•  

    Je ne supporte pas de la voir ainsi. J'aime ma femme, comme j'ai toujours aimé les beaux objets de ma vie. C'est ainsi. En propriétaire j'ai vécu, en propriétaire je mourrai, sans états d'âmes ni goût pour la sentimentalité, sans remords aucun d'avoir ainsi accumulé les biens, conquis les âmes et les êtres comme on acquiert un tableau de prix. Les oeuvres d'art ont une âme.
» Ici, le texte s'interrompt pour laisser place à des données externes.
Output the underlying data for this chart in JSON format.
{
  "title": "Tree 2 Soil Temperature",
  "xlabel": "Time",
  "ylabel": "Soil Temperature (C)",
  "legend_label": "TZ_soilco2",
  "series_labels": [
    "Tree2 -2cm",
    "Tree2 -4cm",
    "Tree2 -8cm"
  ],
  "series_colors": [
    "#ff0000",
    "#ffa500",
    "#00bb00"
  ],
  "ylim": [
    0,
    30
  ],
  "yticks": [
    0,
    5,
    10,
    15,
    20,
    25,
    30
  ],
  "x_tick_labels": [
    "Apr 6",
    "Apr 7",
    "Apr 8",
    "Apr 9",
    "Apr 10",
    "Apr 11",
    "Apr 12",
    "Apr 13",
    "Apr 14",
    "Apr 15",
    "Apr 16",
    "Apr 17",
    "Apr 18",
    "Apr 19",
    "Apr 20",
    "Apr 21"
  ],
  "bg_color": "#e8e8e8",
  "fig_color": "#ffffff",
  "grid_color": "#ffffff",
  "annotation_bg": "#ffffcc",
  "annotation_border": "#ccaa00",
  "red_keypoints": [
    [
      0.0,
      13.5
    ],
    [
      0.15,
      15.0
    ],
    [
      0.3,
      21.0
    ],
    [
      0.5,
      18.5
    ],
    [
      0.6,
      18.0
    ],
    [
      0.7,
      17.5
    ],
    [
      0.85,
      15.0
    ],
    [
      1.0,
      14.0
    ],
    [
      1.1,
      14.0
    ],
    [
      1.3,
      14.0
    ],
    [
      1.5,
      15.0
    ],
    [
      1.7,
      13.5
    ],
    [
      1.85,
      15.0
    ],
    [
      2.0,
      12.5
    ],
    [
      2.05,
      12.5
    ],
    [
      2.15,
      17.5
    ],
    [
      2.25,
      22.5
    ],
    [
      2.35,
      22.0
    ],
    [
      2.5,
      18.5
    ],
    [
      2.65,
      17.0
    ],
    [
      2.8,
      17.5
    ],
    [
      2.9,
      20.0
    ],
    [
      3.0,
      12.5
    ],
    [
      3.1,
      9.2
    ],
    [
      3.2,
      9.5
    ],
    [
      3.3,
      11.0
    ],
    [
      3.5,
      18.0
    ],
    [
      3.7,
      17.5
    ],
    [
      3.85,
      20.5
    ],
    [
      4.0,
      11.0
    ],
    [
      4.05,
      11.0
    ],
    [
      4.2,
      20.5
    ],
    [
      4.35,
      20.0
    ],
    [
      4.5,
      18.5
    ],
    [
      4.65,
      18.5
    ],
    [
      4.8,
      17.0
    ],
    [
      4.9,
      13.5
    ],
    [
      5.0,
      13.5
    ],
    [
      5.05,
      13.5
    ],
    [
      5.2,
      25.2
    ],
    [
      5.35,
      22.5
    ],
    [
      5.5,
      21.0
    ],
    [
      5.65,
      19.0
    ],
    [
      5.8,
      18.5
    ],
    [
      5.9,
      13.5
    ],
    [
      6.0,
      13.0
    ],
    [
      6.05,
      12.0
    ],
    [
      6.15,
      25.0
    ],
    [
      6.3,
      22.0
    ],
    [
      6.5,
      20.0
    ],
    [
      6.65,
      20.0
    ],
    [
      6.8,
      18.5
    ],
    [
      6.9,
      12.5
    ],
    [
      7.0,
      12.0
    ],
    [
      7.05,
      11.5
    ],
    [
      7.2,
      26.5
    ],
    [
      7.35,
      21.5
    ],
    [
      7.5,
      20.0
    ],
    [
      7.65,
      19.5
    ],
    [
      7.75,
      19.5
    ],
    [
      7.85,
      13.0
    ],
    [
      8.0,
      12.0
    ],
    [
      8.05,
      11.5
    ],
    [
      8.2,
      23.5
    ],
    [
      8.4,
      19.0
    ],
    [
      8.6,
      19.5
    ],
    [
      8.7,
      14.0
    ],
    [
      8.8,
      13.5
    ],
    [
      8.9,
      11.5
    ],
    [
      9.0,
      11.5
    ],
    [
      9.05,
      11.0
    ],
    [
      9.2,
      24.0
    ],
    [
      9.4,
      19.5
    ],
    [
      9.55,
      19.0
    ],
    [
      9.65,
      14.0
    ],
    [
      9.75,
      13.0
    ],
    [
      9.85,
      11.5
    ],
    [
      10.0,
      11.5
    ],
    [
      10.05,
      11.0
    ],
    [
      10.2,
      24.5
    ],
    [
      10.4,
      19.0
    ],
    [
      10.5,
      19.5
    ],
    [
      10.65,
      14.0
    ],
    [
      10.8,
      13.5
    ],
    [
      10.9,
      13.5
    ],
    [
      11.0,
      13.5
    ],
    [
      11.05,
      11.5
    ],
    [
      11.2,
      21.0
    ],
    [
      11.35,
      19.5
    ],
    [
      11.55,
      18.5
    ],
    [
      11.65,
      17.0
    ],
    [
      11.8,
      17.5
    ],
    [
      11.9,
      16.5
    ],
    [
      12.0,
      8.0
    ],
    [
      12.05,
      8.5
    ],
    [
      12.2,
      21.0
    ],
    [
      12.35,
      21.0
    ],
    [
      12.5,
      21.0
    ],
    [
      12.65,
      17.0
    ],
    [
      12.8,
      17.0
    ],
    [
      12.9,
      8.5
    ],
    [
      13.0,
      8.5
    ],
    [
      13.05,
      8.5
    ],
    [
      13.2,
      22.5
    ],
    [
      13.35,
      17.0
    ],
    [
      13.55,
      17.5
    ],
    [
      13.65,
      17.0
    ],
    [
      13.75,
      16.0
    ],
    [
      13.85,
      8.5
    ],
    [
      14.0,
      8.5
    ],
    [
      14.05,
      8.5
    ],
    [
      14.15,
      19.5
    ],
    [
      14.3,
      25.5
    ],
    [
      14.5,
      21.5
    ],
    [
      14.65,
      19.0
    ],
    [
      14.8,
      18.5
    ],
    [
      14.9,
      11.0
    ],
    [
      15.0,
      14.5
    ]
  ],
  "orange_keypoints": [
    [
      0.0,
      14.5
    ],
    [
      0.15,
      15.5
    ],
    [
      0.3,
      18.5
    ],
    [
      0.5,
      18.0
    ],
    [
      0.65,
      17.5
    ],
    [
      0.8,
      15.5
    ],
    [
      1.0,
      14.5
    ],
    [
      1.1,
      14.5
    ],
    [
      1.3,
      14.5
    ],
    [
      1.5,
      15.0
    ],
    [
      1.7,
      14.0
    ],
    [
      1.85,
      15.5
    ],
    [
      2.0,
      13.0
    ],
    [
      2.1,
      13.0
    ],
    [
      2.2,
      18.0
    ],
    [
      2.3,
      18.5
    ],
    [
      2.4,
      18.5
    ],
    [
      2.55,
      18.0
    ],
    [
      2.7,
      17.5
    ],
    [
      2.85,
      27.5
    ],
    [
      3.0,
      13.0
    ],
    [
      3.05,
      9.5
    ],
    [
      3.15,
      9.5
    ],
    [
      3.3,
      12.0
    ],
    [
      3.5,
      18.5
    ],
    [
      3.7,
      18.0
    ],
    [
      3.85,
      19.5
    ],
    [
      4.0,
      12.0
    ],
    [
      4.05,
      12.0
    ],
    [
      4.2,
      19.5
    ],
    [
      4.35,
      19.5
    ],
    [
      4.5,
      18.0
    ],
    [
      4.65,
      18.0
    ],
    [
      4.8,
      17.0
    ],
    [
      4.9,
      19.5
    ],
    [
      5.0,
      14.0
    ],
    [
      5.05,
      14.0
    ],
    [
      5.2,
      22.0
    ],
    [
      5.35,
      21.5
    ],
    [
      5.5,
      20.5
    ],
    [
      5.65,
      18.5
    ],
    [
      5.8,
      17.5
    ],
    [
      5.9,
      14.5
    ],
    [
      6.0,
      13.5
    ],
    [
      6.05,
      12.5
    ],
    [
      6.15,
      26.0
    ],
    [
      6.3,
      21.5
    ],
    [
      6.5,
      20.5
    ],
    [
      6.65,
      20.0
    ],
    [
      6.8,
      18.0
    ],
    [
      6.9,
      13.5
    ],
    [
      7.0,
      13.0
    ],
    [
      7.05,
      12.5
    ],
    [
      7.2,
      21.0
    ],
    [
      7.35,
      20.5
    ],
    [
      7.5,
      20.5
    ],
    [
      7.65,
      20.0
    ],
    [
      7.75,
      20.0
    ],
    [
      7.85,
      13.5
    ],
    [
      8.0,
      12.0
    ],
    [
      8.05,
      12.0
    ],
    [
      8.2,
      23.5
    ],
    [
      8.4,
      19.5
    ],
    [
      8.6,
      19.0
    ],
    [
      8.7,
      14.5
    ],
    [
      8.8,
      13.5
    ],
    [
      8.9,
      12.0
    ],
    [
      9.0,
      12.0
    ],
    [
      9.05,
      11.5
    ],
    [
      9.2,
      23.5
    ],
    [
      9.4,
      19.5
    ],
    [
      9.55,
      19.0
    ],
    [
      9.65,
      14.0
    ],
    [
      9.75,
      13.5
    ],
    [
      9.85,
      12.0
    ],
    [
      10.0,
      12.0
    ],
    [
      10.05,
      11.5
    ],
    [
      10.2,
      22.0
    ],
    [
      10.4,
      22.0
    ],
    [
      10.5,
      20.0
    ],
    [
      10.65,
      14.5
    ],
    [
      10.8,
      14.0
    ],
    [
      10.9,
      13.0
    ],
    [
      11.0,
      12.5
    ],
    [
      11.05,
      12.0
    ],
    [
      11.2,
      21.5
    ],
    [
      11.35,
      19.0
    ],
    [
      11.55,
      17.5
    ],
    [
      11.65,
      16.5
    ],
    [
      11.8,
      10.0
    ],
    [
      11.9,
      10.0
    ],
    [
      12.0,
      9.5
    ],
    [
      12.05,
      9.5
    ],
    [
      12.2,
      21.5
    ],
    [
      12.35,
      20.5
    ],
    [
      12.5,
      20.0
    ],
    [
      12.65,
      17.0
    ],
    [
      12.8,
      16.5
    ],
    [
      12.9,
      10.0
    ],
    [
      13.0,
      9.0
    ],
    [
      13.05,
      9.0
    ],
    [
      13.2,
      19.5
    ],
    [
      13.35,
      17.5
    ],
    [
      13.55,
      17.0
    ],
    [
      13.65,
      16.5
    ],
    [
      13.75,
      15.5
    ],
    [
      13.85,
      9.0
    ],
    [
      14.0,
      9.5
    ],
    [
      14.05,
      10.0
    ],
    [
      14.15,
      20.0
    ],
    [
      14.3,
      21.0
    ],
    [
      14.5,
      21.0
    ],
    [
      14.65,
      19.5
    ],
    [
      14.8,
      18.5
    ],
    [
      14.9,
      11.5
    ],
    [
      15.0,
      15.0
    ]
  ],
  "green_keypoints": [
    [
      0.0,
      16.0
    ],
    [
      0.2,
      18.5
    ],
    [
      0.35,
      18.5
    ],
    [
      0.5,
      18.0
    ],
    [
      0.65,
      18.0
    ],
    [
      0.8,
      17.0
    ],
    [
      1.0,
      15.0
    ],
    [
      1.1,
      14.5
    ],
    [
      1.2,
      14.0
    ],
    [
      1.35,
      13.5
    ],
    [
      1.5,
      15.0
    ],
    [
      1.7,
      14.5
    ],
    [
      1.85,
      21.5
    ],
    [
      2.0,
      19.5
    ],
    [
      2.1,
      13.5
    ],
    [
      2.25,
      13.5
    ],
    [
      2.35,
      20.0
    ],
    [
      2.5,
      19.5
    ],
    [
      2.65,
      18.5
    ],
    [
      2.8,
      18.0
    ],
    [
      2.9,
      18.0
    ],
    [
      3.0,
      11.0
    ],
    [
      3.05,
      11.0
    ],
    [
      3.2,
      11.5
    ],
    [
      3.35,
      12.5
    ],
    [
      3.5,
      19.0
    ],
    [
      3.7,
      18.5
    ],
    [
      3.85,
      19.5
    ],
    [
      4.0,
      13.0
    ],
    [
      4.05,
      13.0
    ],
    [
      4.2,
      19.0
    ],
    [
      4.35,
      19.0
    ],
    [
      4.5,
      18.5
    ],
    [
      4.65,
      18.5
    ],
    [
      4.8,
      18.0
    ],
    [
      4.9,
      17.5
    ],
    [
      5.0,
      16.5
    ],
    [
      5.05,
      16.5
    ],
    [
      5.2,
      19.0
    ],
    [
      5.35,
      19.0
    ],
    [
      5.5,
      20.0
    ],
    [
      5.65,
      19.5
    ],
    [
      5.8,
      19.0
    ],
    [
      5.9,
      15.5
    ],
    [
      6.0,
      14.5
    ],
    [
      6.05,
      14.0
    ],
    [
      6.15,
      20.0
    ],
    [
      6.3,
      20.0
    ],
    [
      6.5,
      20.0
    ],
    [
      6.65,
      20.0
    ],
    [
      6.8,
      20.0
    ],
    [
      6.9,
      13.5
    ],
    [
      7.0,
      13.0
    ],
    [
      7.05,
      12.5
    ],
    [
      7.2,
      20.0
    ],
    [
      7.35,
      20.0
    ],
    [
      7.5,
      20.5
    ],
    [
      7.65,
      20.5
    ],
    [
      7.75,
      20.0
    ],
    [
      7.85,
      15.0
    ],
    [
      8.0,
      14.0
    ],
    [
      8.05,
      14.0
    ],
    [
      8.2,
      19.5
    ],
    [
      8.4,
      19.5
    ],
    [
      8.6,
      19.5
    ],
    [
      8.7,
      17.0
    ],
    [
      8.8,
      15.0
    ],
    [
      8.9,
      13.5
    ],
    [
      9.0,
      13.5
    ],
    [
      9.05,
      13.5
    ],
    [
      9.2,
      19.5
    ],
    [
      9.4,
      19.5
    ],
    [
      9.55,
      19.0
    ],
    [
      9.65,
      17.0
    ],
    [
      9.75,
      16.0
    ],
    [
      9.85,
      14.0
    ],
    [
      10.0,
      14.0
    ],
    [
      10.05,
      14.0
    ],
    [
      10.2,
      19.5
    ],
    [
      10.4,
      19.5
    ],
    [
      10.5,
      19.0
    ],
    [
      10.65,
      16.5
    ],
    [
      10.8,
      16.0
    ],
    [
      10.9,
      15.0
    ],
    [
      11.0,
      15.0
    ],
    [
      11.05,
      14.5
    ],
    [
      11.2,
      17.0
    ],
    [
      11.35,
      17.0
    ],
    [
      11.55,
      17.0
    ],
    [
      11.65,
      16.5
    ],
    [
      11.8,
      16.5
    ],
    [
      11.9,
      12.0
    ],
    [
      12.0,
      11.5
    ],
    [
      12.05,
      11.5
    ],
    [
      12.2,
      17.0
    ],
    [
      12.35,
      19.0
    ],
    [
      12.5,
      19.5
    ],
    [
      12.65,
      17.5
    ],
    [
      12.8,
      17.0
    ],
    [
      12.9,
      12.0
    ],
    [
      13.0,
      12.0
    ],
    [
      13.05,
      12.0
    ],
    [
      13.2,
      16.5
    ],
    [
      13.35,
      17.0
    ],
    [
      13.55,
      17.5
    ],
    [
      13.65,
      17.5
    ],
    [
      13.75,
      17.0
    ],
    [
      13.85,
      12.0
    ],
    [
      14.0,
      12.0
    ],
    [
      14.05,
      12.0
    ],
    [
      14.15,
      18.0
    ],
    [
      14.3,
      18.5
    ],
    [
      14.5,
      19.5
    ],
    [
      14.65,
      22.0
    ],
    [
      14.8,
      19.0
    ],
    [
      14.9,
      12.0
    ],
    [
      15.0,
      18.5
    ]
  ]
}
Peut-être est-ce parce que je sais qu'on ne peut les réduire à une simple vie minérale, aux éléments sans vie qui les composent, que je n'ai jamais éprouvé la moindre honte à considérer Anna comme la plus belle de toutes, elle qui, quarante ans durant, a egayé de sa beauté ciselée et de sa tendresse digne les pièces de mon royaume

    (...)

    Vivre par procuration : faire naître les chefs, en être le fossoyeur, de la ripaille extraire des mots, des phrases, des symphonies de langage, et accoucher les repas de leur beauté fulgurante ; être un Maître, être un Guide, être une Divinité ; toucher de l'esprit des shpères inaccessibles, pénétrer, en tapinois, dans les labyrinthes de l'inspiration, frôler la perfection, effleurer le Génie ! Que faut-il préférer, vraiment ? Vivre sa pauvre petite vie d'homo sapiens bien conforme, sans but, sans sel, parce qu'on est trop faible pour se tenir à l'objectif ? Ou bien, presque par effraction, jouir à l'infini des extases d'un autre qui connaît sa quète, qui a déjà entamé sa croisade et qui d'avoir ainsi une fin ultime, cotoîe l'immortalité ?

    (...)

    Exaltation de l'enfance : combien d'années passons-nous à oublier cette passion que nous insufflions à toute activité qui nous promettait du plaisir ? De quel engagement total ne sommes-nous plus capables, de quelle liesse, de quelles envolées de lyrisme charmant ? Il y avait dans ces journées de bains tant d'exultation, tant de simplicité... Si vite remplacées, hélas, par la difficulté toujours plus grande d'avoir du plaisir...

    (...)

    Les mots : écrins qui recueillent une réalité esseulée et la métamorphosent en un moment d'anthologie, magiciens qui changent la face de la réalité en l'embellissant du droit de devenir mémorable, rangée dans la bibliothèque des souvenirs. Toute vie ne l'est que par l'osmose du mot et du fait où le premier enrobe le second de son habit de parade.